Prof. Kotlikoff is a noted economist. He is a research associate at the U.S. National Bureau of Economic Research. He is a former senior economist with then-president Ronald Reagan’s Council of Economic Advisers. He has served as a consultant with governments around the world. He is the author (or co-author) of 14 books: Jimmy Stewart Is Dead (2010), his most recent book, explains his recommendations for reform.
He says the U.S. cannot end its fiscal crisis by increasing taxes. He opposes further stimulus spending because it will simply increase the debt. But he does suggest reforms that would help – most of which would require a significant withering away of the state. He proposes that the government give every person an annual voucher for health care, provided that the total cost not exceed 10 per cent of GDP. (U.S. health care now consumes 16 per cent of GDP.) He suggests the replacement of all current federal taxes with a single consumption tax of 18 per cent. He calls for government-sponsored personal retirement accounts, with the government making contributions only for the poor, the unemployed and people with disabilities.
Without drastic reform, Prof. Kotlikoff says, the only alternative would be a massive printing of money by the U.S. Treasury – and hyperinflation.
As former president Bill Clinton once prematurely said, the era of big government is over. In the coming years, the U.S. will almost certainly be compelled to deconstruct its welfare state.
Prof. Kotlikoff doesn’t trust government accounting, or government regulation. The official vocabulary (deficit, debt, transfer payment, tax, borrowing), he says, is vulnerable to official manipulation and off-the-books deceit. He calls it “Enron accounting.” He also calls it a lie. Here is an economist who speaks plainly, as the legendary straight-shooting film star Jimmy Stewart did for an earlier generation.
But Prof. Kotlikoff’s economic genre isn’t the Western. It’s the horror story – “and scarier,” one reviewer of his book suggests, than Stephen King.
And what’s Obama’s response to all of this?
We are so screwed it is absolutely unreal.
And that’s just what the UNITED STATES government owes.

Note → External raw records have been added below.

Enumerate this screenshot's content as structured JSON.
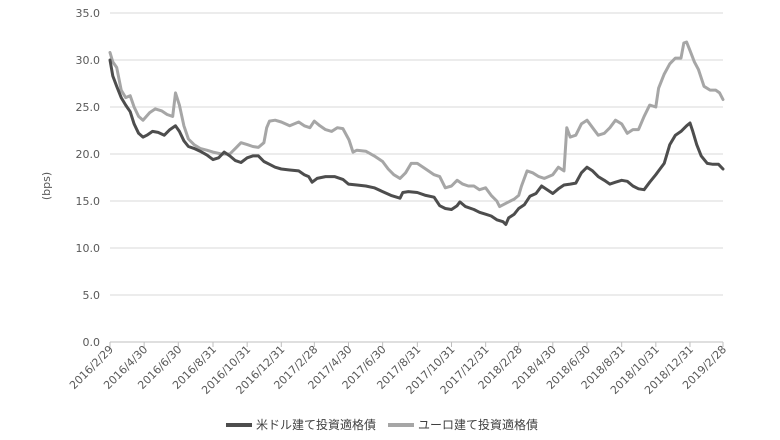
{
  "chart_data": {
    "type": "line",
    "ylabel": "(bps)",
    "ylim": [
      0,
      35
    ],
    "yticks": [
      "0.0",
      "5.0",
      "10.0",
      "15.0",
      "20.0",
      "25.0",
      "30.0",
      "35.0"
    ],
    "yticks_values": [
      0,
      5,
      10,
      15,
      20,
      25,
      30,
      35
    ],
    "grid": true,
    "legend_position": "bottom",
    "xlim": [
      "2016-02-29",
      "2019-02-28"
    ],
    "xtick_labels": [
      "2016/2/29",
      "2016/4/30",
      "2016/6/30",
      "2016/8/31",
      "2016/10/31",
      "2016/12/31",
      "2017/2/28",
      "2017/4/30",
      "2017/6/30",
      "2017/8/31",
      "2017/10/31",
      "2017/12/31",
      "2018/2/28",
      "2018/4/30",
      "2018/6/30",
      "2018/8/31",
      "2018/10/31",
      "2018/12/31",
      "2019/2/28"
    ],
    "xtick_dates": [
      "2016-02-29",
      "2016-04-30",
      "2016-06-30",
      "2016-08-31",
      "2016-10-31",
      "2016-12-31",
      "2017-02-28",
      "2017-04-30",
      "2017-06-30",
      "2017-08-31",
      "2017-10-31",
      "2017-12-31",
      "2018-02-28",
      "2018-04-30",
      "2018-06-30",
      "2018-08-31",
      "2018-10-31",
      "2018-12-31",
      "2019-02-28"
    ],
    "series": [
      {
        "name": "米ドル建て投資適格債",
        "color": "#4d4d4d",
        "points": [
          [
            "2016-02-29",
            30.0
          ],
          [
            "2016-03-05",
            28.3
          ],
          [
            "2016-03-12",
            27.2
          ],
          [
            "2016-03-20",
            26.0
          ],
          [
            "2016-03-28",
            25.2
          ],
          [
            "2016-04-05",
            24.5
          ],
          [
            "2016-04-12",
            23.2
          ],
          [
            "2016-04-20",
            22.2
          ],
          [
            "2016-04-28",
            21.8
          ],
          [
            "2016-05-05",
            22.0
          ],
          [
            "2016-05-15",
            22.4
          ],
          [
            "2016-05-25",
            22.3
          ],
          [
            "2016-06-05",
            22.0
          ],
          [
            "2016-06-15",
            22.6
          ],
          [
            "2016-06-25",
            23.0
          ],
          [
            "2016-07-02",
            22.4
          ],
          [
            "2016-07-10",
            21.4
          ],
          [
            "2016-07-18",
            20.8
          ],
          [
            "2016-07-28",
            20.6
          ],
          [
            "2016-08-08",
            20.3
          ],
          [
            "2016-08-20",
            19.9
          ],
          [
            "2016-08-31",
            19.4
          ],
          [
            "2016-09-10",
            19.6
          ],
          [
            "2016-09-20",
            20.2
          ],
          [
            "2016-09-30",
            19.8
          ],
          [
            "2016-10-10",
            19.3
          ],
          [
            "2016-10-20",
            19.1
          ],
          [
            "2016-10-31",
            19.6
          ],
          [
            "2016-11-10",
            19.8
          ],
          [
            "2016-11-20",
            19.8
          ],
          [
            "2016-11-30",
            19.2
          ],
          [
            "2016-12-10",
            18.9
          ],
          [
            "2016-12-20",
            18.6
          ],
          [
            "2016-12-31",
            18.4
          ],
          [
            "2017-01-15",
            18.3
          ],
          [
            "2017-01-31",
            18.2
          ],
          [
            "2017-02-10",
            17.8
          ],
          [
            "2017-02-18",
            17.6
          ],
          [
            "2017-02-24",
            17.0
          ],
          [
            "2017-03-05",
            17.4
          ],
          [
            "2017-03-20",
            17.6
          ],
          [
            "2017-04-05",
            17.6
          ],
          [
            "2017-04-20",
            17.3
          ],
          [
            "2017-04-30",
            16.8
          ],
          [
            "2017-05-15",
            16.7
          ],
          [
            "2017-05-31",
            16.6
          ],
          [
            "2017-06-15",
            16.4
          ],
          [
            "2017-06-30",
            16.0
          ],
          [
            "2017-07-15",
            15.6
          ],
          [
            "2017-07-31",
            15.3
          ],
          [
            "2017-08-05",
            15.9
          ],
          [
            "2017-08-15",
            16.0
          ],
          [
            "2017-08-31",
            15.9
          ],
          [
            "2017-09-15",
            15.6
          ],
          [
            "2017-09-30",
            15.4
          ],
          [
            "2017-10-10",
            14.5
          ],
          [
            "2017-10-20",
            14.2
          ],
          [
            "2017-10-31",
            14.1
          ],
          [
            "2017-11-10",
            14.5
          ],
          [
            "2017-11-15",
            14.9
          ],
          [
            "2017-11-25",
            14.4
          ],
          [
            "2017-12-10",
            14.1
          ],
          [
            "2017-12-20",
            13.8
          ],
          [
            "2017-12-31",
            13.6
          ],
          [
            "2018-01-10",
            13.4
          ],
          [
            "2018-01-20",
            13.0
          ],
          [
            "2018-01-31",
            12.8
          ],
          [
            "2018-02-05",
            12.5
          ],
          [
            "2018-02-10",
            13.2
          ],
          [
            "2018-02-20",
            13.6
          ],
          [
            "2018-02-28",
            14.2
          ],
          [
            "2018-03-10",
            14.6
          ],
          [
            "2018-03-20",
            15.5
          ],
          [
            "2018-03-31",
            15.8
          ],
          [
            "2018-04-10",
            16.6
          ],
          [
            "2018-04-20",
            16.2
          ],
          [
            "2018-04-30",
            15.8
          ],
          [
            "2018-05-10",
            16.3
          ],
          [
            "2018-05-20",
            16.7
          ],
          [
            "2018-05-31",
            16.8
          ],
          [
            "2018-06-10",
            16.9
          ],
          [
            "2018-06-20",
            18.0
          ],
          [
            "2018-06-30",
            18.6
          ],
          [
            "2018-07-10",
            18.2
          ],
          [
            "2018-07-20",
            17.6
          ],
          [
            "2018-07-31",
            17.2
          ],
          [
            "2018-08-10",
            16.8
          ],
          [
            "2018-08-20",
            17.0
          ],
          [
            "2018-08-31",
            17.2
          ],
          [
            "2018-09-10",
            17.1
          ],
          [
            "2018-09-20",
            16.6
          ],
          [
            "2018-09-30",
            16.3
          ],
          [
            "2018-10-10",
            16.2
          ],
          [
            "2018-10-20",
            17.0
          ],
          [
            "2018-10-31",
            17.8
          ],
          [
            "2018-11-05",
            18.2
          ],
          [
            "2018-11-15",
            19.0
          ],
          [
            "2018-11-25",
            21.0
          ],
          [
            "2018-12-05",
            22.0
          ],
          [
            "2018-12-15",
            22.4
          ],
          [
            "2018-12-25",
            23.0
          ],
          [
            "2018-12-31",
            23.3
          ],
          [
            "2019-01-05",
            22.4
          ],
          [
            "2019-01-12",
            21.0
          ],
          [
            "2019-01-20",
            19.8
          ],
          [
            "2019-01-31",
            19.0
          ],
          [
            "2019-02-10",
            18.9
          ],
          [
            "2019-02-20",
            18.9
          ],
          [
            "2019-02-28",
            18.4
          ]
        ]
      },
      {
        "name": "ユーロ建て投資適格債",
        "color": "#a6a6a6",
        "points": [
          [
            "2016-02-29",
            30.8
          ],
          [
            "2016-03-05",
            29.8
          ],
          [
            "2016-03-12",
            29.2
          ],
          [
            "2016-03-20",
            26.8
          ],
          [
            "2016-03-28",
            26.0
          ],
          [
            "2016-04-05",
            26.2
          ],
          [
            "2016-04-12",
            25.0
          ],
          [
            "2016-04-20",
            24.0
          ],
          [
            "2016-04-28",
            23.6
          ],
          [
            "2016-05-10",
            24.4
          ],
          [
            "2016-05-20",
            24.8
          ],
          [
            "2016-05-31",
            24.6
          ],
          [
            "2016-06-10",
            24.2
          ],
          [
            "2016-06-20",
            24.0
          ],
          [
            "2016-06-25",
            26.5
          ],
          [
            "2016-07-02",
            25.2
          ],
          [
            "2016-07-10",
            23.0
          ],
          [
            "2016-07-18",
            21.6
          ],
          [
            "2016-07-28",
            21.0
          ],
          [
            "2016-08-08",
            20.6
          ],
          [
            "2016-08-20",
            20.4
          ],
          [
            "2016-08-31",
            20.2
          ],
          [
            "2016-09-15",
            20.0
          ],
          [
            "2016-09-30",
            20.0
          ],
          [
            "2016-10-10",
            20.6
          ],
          [
            "2016-10-20",
            21.2
          ],
          [
            "2016-10-31",
            21.0
          ],
          [
            "2016-11-10",
            20.8
          ],
          [
            "2016-11-20",
            20.7
          ],
          [
            "2016-11-30",
            21.2
          ],
          [
            "2016-12-05",
            22.8
          ],
          [
            "2016-12-10",
            23.5
          ],
          [
            "2016-12-20",
            23.6
          ],
          [
            "2016-12-31",
            23.4
          ],
          [
            "2017-01-15",
            23.0
          ],
          [
            "2017-01-31",
            23.4
          ],
          [
            "2017-02-10",
            23.0
          ],
          [
            "2017-02-20",
            22.8
          ],
          [
            "2017-02-28",
            23.5
          ],
          [
            "2017-03-10",
            23.0
          ],
          [
            "2017-03-20",
            22.6
          ],
          [
            "2017-03-31",
            22.4
          ],
          [
            "2017-04-10",
            22.8
          ],
          [
            "2017-04-20",
            22.7
          ],
          [
            "2017-05-01",
            21.5
          ],
          [
            "2017-05-08",
            20.2
          ],
          [
            "2017-05-15",
            20.4
          ],
          [
            "2017-05-31",
            20.3
          ],
          [
            "2017-06-15",
            19.8
          ],
          [
            "2017-06-30",
            19.2
          ],
          [
            "2017-07-10",
            18.4
          ],
          [
            "2017-07-20",
            17.8
          ],
          [
            "2017-07-31",
            17.4
          ],
          [
            "2017-08-10",
            18.0
          ],
          [
            "2017-08-20",
            19.0
          ],
          [
            "2017-08-31",
            19.0
          ],
          [
            "2017-09-15",
            18.4
          ],
          [
            "2017-09-30",
            17.8
          ],
          [
            "2017-10-10",
            17.6
          ],
          [
            "2017-10-20",
            16.4
          ],
          [
            "2017-10-31",
            16.6
          ],
          [
            "2017-11-10",
            17.2
          ],
          [
            "2017-11-20",
            16.8
          ],
          [
            "2017-11-30",
            16.6
          ],
          [
            "2017-12-10",
            16.6
          ],
          [
            "2017-12-20",
            16.2
          ],
          [
            "2017-12-31",
            16.4
          ],
          [
            "2018-01-10",
            15.6
          ],
          [
            "2018-01-20",
            15.0
          ],
          [
            "2018-01-25",
            14.4
          ],
          [
            "2018-01-31",
            14.6
          ],
          [
            "2018-02-10",
            14.9
          ],
          [
            "2018-02-20",
            15.2
          ],
          [
            "2018-02-28",
            15.6
          ],
          [
            "2018-03-05",
            16.6
          ],
          [
            "2018-03-15",
            18.2
          ],
          [
            "2018-03-25",
            18.0
          ],
          [
            "2018-04-05",
            17.6
          ],
          [
            "2018-04-15",
            17.4
          ],
          [
            "2018-04-30",
            17.8
          ],
          [
            "2018-05-10",
            18.6
          ],
          [
            "2018-05-20",
            18.2
          ],
          [
            "2018-05-25",
            22.8
          ],
          [
            "2018-05-31",
            21.8
          ],
          [
            "2018-06-10",
            22.0
          ],
          [
            "2018-06-20",
            23.2
          ],
          [
            "2018-06-30",
            23.6
          ],
          [
            "2018-07-10",
            22.8
          ],
          [
            "2018-07-20",
            22.0
          ],
          [
            "2018-07-31",
            22.2
          ],
          [
            "2018-08-10",
            22.8
          ],
          [
            "2018-08-20",
            23.6
          ],
          [
            "2018-08-31",
            23.2
          ],
          [
            "2018-09-10",
            22.2
          ],
          [
            "2018-09-20",
            22.6
          ],
          [
            "2018-09-30",
            22.6
          ],
          [
            "2018-10-10",
            24.0
          ],
          [
            "2018-10-20",
            25.2
          ],
          [
            "2018-10-31",
            25.0
          ],
          [
            "2018-11-05",
            27.0
          ],
          [
            "2018-11-15",
            28.5
          ],
          [
            "2018-11-25",
            29.6
          ],
          [
            "2018-12-05",
            30.2
          ],
          [
            "2018-12-15",
            30.2
          ],
          [
            "2018-12-20",
            31.8
          ],
          [
            "2018-12-25",
            31.9
          ],
          [
            "2018-12-31",
            31.0
          ],
          [
            "2019-01-08",
            29.8
          ],
          [
            "2019-01-15",
            29.0
          ],
          [
            "2019-01-25",
            27.2
          ],
          [
            "2019-02-05",
            26.8
          ],
          [
            "2019-02-15",
            26.8
          ],
          [
            "2019-02-22",
            26.5
          ],
          [
            "2019-02-28",
            25.8
          ]
        ]
      }
    ]
  }
}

Let’s consider the leftist People’s Republic of Californication and see what IT’S actual debt is:
California’s $500-billion pension time bomb
April 06, 2010|By David CraneThe staggering amount of unfunded debt stands to crowd out funding for many popular programs. Reform will take something sadly lacking in the Legislature: political courage.
The state of California’s real unfunded pension debt clocks in at more than $500 billion, nearly eight times greater than officially reported.

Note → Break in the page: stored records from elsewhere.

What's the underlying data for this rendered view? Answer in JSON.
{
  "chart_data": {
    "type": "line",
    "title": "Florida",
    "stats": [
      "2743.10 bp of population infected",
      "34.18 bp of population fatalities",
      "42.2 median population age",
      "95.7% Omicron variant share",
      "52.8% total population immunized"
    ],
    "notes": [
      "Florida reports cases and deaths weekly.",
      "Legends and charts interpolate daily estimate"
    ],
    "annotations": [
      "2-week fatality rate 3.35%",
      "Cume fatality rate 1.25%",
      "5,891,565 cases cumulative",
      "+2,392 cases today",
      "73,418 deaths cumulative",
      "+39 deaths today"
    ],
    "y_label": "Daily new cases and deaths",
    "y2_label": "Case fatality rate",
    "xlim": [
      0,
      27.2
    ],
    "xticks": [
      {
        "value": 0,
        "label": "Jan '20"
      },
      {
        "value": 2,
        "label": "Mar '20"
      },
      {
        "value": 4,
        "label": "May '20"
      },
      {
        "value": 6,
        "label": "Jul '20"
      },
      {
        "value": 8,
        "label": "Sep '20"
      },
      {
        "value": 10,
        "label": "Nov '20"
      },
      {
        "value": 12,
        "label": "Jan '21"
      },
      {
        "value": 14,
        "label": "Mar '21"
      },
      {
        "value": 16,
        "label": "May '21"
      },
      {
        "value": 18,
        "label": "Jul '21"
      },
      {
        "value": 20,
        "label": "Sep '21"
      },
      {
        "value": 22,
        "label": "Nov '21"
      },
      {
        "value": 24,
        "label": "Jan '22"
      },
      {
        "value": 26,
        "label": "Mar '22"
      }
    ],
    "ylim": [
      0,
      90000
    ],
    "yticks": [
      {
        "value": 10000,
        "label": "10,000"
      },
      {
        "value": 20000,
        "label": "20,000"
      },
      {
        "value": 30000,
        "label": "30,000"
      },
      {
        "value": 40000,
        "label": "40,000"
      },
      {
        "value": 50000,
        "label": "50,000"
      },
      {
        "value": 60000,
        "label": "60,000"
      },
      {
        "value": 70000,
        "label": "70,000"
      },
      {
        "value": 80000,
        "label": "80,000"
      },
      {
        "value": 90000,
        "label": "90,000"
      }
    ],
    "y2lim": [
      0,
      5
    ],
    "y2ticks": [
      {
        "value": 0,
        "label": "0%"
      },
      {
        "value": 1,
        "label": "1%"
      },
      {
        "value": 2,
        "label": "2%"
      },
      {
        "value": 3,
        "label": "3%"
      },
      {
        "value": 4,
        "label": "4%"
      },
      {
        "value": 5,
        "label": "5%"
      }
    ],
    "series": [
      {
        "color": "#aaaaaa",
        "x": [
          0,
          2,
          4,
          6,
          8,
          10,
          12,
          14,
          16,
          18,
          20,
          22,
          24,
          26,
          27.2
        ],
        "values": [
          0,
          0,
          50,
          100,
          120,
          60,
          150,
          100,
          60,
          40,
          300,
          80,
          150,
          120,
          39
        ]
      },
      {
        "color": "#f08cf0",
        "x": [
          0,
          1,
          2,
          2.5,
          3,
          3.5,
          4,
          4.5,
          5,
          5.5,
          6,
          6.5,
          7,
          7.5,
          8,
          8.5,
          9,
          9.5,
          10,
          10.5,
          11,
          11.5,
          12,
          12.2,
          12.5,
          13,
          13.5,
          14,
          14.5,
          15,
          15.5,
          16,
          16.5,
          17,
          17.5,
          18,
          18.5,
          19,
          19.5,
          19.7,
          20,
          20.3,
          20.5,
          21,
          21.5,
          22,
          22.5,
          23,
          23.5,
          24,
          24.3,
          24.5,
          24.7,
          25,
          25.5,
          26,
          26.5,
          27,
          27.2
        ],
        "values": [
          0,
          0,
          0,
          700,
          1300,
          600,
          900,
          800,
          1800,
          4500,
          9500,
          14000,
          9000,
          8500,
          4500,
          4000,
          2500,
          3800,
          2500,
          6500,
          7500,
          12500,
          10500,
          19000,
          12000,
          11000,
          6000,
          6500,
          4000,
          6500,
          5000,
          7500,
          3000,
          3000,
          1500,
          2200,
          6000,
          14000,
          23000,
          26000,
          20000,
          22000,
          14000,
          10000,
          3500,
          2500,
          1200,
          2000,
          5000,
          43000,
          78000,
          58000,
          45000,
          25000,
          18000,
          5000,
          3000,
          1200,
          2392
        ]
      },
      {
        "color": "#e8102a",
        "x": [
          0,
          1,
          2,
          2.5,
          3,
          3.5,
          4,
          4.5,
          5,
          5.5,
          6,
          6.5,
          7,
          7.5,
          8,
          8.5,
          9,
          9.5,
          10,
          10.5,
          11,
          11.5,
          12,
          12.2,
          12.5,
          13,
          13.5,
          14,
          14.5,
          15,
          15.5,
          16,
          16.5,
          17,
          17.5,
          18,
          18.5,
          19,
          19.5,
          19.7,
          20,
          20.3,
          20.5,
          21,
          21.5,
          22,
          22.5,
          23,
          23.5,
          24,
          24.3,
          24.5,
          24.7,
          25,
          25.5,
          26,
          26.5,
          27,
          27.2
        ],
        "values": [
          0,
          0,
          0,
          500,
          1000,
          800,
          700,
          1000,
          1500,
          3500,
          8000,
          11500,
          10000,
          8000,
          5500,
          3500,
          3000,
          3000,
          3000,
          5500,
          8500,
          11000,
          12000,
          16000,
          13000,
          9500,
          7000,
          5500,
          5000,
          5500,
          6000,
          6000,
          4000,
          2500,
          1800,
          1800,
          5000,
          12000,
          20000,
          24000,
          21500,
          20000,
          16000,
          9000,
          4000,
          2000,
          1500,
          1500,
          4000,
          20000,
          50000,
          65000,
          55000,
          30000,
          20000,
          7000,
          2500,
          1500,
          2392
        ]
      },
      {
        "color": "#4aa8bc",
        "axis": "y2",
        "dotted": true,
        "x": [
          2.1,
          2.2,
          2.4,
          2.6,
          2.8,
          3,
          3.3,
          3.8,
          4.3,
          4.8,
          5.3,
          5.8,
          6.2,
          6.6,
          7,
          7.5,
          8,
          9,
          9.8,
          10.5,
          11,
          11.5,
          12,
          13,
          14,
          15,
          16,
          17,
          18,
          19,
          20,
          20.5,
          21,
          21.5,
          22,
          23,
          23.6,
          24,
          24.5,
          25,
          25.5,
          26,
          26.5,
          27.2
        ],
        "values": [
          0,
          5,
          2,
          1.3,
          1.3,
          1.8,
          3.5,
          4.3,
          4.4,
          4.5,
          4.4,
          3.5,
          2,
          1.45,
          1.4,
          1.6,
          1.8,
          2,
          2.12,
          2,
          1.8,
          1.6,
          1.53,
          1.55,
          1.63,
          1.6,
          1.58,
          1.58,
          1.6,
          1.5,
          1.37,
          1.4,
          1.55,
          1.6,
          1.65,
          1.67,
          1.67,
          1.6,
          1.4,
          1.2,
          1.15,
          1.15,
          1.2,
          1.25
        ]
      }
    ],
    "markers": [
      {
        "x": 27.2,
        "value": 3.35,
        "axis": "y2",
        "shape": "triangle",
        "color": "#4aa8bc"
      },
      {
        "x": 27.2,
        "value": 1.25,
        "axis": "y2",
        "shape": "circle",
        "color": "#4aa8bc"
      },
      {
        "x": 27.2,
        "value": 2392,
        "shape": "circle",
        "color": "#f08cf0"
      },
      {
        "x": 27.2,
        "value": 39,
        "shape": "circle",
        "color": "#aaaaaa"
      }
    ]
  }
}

That’s the finding from a study released Monday by Stanford University’s public policy program, confirming a recent report with similar, stunning findings from Northwestern University and the University of Chicago.
Most other states are facing catastrophic implosion due to government union workers massive unfunded pension liabilities. Take Obama’s own state of Illinois, for instance.

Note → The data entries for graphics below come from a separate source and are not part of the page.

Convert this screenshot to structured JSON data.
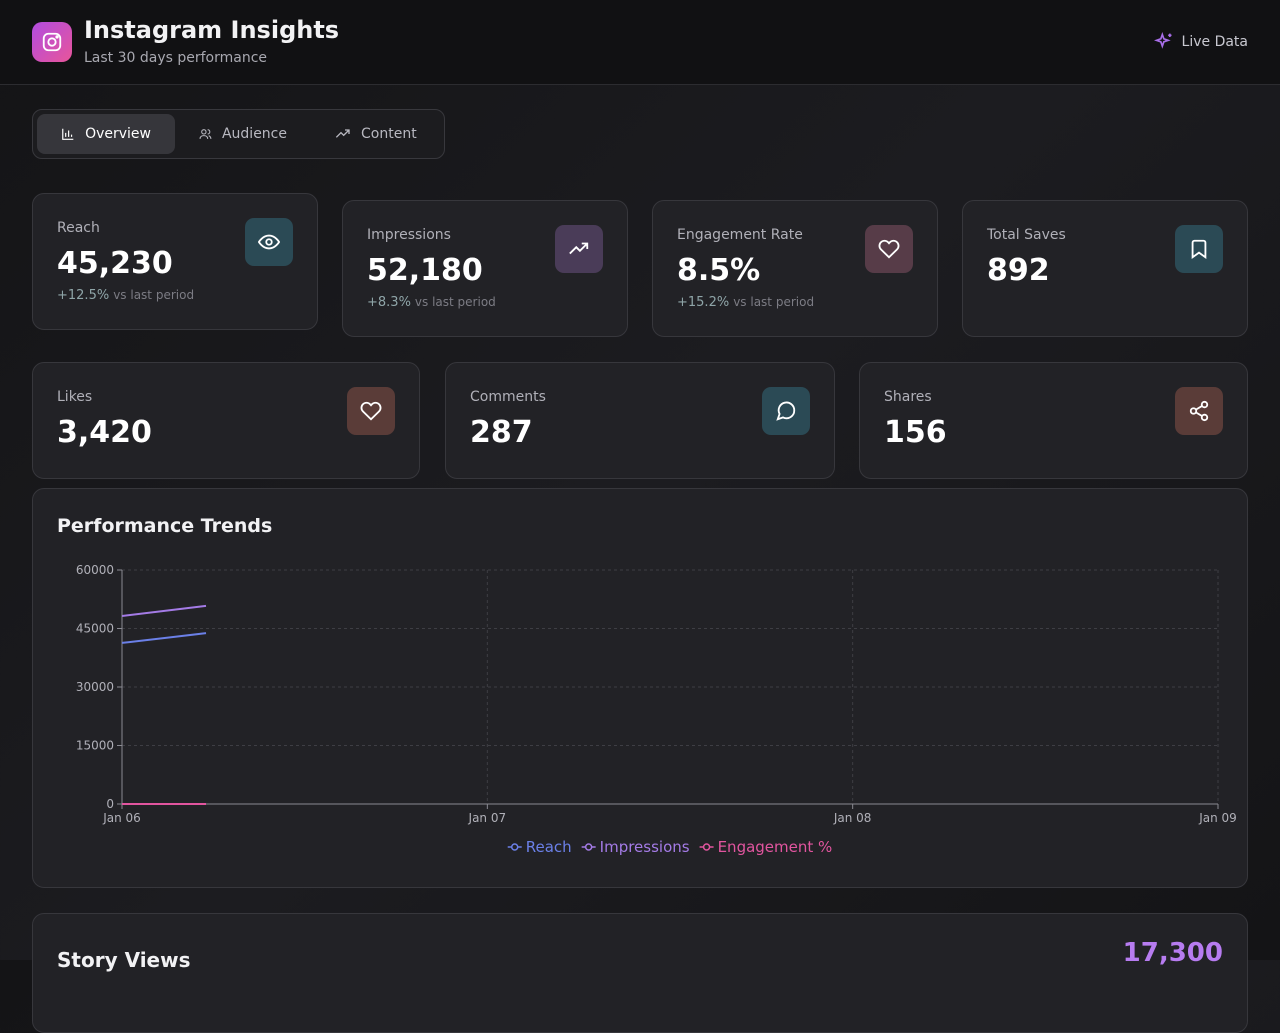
{
  "header": {
    "title": "Instagram Insights",
    "subtitle": "Last 30 days performance",
    "status": "Live Data"
  },
  "tabs": [
    "Overview",
    "Audience",
    "Content"
  ],
  "stat_cards": [
    {
      "label": "Reach",
      "value": "45,230",
      "change": "+12.5%",
      "change_note": "vs last period"
    },
    {
      "label": "Impressions",
      "value": "52,180",
      "change": "+8.3%",
      "change_note": "vs last period"
    },
    {
      "label": "Engagement Rate",
      "value": "8.5%",
      "change": "+15.2%",
      "change_note": "vs last period"
    },
    {
      "label": "Total Saves",
      "value": "892"
    },
    {
      "label": "Likes",
      "value": "3,420"
    },
    {
      "label": "Comments",
      "value": "287"
    },
    {
      "label": "Shares",
      "value": "156"
    }
  ],
  "chart_data": {
    "type": "line",
    "title": "Performance Trends",
    "x": [
      0,
      0.23
    ],
    "xlim": [
      0,
      3
    ],
    "xticks": [
      {
        "value": 0,
        "label": "Jan 06"
      },
      {
        "value": 1,
        "label": "Jan 07"
      },
      {
        "value": 2,
        "label": "Jan 08"
      },
      {
        "value": 3,
        "label": "Jan 09"
      }
    ],
    "ylim": [
      0,
      60000
    ],
    "yticks": [
      0,
      15000,
      30000,
      45000,
      60000
    ],
    "grid": true,
    "series": [
      {
        "name": "Reach",
        "color": "#6b80e8",
        "values": [
          41300,
          43800
        ]
      },
      {
        "name": "Impressions",
        "color": "#a47be6",
        "values": [
          48200,
          50800
        ]
      },
      {
        "name": "Engagement %",
        "color": "#e2559f",
        "values": [
          8.2,
          8.5
        ]
      }
    ]
  },
  "story": {
    "title": "Story Views",
    "value": "17,300"
  }
}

Yeah, you’re right, Mr. Fool-in-Chief. We don’t need a balanced budget amendment. Let’s go with your plan instead. Let’s dig our own graves, slit our own throats, and then fall into a hole never again to crawl out. Let’s sacrifice our children’s children’s children’s children and put the weight of a debt they will never be able to possibly repay as we continue to selfishly and wickedly vote ourselves benefits at their expense. Let’s guarantee that the United States becomes a banana republic in the next fifteen years.
We’re going to collapse soon. When it happens, it will seem to come out of the blue, but we will have been working steadily toward our own doom for generations.
Obama’s Keynesian approach has utterly and completely failed. And only fools refuse to see that by now.
The beast is coming. And Barack Obama, the Democrat Party and every single fool who votes for these fools, will be his useful idiots.